Manchester police pay off £150,000 fine for unencrypted USB key

The UK Information Commissioner’s Office (ICO) in the UK recently fined the Greater Manchester Police £150,000 for a data breach.

To be fair, the cops took it on the chin. Yesterday, reports the ICO, they paid up. (In a sign of the ongoing commercialisation of the modern era, they even earned a discount for early payment, getting a handy 20% off.)

The problem boiled down to an unencrypted USB key stolen from an officers’s home. It contained details about more than 1000 people with links to serious crime investigations.

The Director of Data Protection at the ICO had some chilling words to say:

This was truly sensitive personal data, left in the hands of a burglar by poor data security.
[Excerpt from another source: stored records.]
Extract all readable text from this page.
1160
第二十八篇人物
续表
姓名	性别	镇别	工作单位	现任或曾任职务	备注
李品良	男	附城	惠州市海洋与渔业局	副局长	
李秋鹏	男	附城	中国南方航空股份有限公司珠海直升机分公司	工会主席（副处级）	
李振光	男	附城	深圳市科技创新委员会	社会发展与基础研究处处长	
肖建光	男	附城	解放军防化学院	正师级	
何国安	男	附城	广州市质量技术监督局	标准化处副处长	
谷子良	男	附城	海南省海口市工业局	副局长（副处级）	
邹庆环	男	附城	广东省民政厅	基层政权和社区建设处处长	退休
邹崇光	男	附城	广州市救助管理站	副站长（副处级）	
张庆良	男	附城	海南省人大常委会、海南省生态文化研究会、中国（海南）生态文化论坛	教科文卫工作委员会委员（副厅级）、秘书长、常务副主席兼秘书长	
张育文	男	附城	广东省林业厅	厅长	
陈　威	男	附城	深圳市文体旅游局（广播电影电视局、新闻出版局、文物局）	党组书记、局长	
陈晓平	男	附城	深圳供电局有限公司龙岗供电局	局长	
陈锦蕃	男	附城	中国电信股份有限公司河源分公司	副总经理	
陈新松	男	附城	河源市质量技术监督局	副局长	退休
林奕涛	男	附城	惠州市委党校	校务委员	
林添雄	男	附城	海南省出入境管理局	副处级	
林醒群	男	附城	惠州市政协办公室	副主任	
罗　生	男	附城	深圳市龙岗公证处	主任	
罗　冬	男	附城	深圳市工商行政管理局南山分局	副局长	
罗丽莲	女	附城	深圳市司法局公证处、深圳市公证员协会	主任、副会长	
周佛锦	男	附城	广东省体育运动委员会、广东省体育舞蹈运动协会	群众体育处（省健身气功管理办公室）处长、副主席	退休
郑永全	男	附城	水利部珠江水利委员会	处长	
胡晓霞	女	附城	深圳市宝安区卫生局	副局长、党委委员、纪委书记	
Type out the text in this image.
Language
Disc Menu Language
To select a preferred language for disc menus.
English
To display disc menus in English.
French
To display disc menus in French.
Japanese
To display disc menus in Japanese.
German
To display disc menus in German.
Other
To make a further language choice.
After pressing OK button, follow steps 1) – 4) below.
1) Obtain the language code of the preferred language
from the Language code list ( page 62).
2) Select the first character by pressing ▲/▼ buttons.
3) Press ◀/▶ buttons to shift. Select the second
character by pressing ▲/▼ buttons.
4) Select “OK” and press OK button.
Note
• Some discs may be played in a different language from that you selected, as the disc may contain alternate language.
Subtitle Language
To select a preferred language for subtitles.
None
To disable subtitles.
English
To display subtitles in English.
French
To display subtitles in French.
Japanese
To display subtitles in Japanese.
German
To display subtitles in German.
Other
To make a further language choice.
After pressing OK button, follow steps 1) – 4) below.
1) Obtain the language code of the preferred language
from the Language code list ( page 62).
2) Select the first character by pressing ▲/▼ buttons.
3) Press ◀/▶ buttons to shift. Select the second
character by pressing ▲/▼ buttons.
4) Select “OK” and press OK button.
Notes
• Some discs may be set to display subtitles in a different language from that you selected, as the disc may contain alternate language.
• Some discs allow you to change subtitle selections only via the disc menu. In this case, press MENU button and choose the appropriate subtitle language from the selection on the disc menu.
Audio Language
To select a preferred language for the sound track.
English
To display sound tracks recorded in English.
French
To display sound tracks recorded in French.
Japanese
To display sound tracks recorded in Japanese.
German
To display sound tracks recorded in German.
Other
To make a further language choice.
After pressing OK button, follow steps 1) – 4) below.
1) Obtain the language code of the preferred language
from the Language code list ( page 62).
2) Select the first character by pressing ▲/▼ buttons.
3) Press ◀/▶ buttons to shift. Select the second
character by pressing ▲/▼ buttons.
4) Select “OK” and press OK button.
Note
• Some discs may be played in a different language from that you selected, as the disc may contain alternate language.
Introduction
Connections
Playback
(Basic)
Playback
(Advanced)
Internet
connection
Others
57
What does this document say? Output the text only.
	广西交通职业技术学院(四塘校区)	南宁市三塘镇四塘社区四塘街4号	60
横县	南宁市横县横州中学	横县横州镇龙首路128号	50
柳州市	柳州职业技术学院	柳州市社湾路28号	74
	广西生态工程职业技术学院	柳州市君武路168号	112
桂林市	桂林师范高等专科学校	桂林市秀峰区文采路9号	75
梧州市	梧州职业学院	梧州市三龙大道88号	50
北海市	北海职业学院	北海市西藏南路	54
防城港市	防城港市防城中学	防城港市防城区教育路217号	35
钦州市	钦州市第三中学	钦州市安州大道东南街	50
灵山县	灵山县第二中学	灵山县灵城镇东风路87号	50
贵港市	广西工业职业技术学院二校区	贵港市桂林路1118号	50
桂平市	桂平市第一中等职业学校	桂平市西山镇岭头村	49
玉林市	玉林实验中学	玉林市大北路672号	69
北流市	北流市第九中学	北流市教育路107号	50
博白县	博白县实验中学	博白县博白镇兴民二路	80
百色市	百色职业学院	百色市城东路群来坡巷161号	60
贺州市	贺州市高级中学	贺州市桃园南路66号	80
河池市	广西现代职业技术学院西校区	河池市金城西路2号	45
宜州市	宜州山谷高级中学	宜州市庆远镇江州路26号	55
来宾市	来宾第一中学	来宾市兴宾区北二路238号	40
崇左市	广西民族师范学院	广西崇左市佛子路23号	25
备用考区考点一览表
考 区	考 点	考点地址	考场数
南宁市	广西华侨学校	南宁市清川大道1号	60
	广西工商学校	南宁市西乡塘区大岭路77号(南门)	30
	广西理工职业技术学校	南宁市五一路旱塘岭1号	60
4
The consequences of this type of breach really do send a shiver down the spine.

Before you wag your finger at the Boys in Blue for this lapse, keep in mind that the Greater Manchester Police aren’t unique in making this sort of blunder.

Last year, Sophos Australia spent $400 at a lost property auction in Sydney, coming home with 57 USB keys containing a total of 4400 files.

We found:

  • 66% of the keys had one or more malware infections.
  • Many of the keys contained personal and work-related files.
  • Not a single one of the 4400 files was encrypted.

So, how do you protect yourself from leaking data on USB keys which get lost or stolen?

Or on keys which are transferred between users, departments and even companies?

Or on keys that you are retiring from active service, perhaps because they’re no longer fast, reliable or capacious enough?

One answer: only ever write encrypted data to your USB keys.

That makes them just so much meaningless garbage to anyone without the decryption key.

Encrypt everything and you never have to worry about the stuff you didn’t encrypt!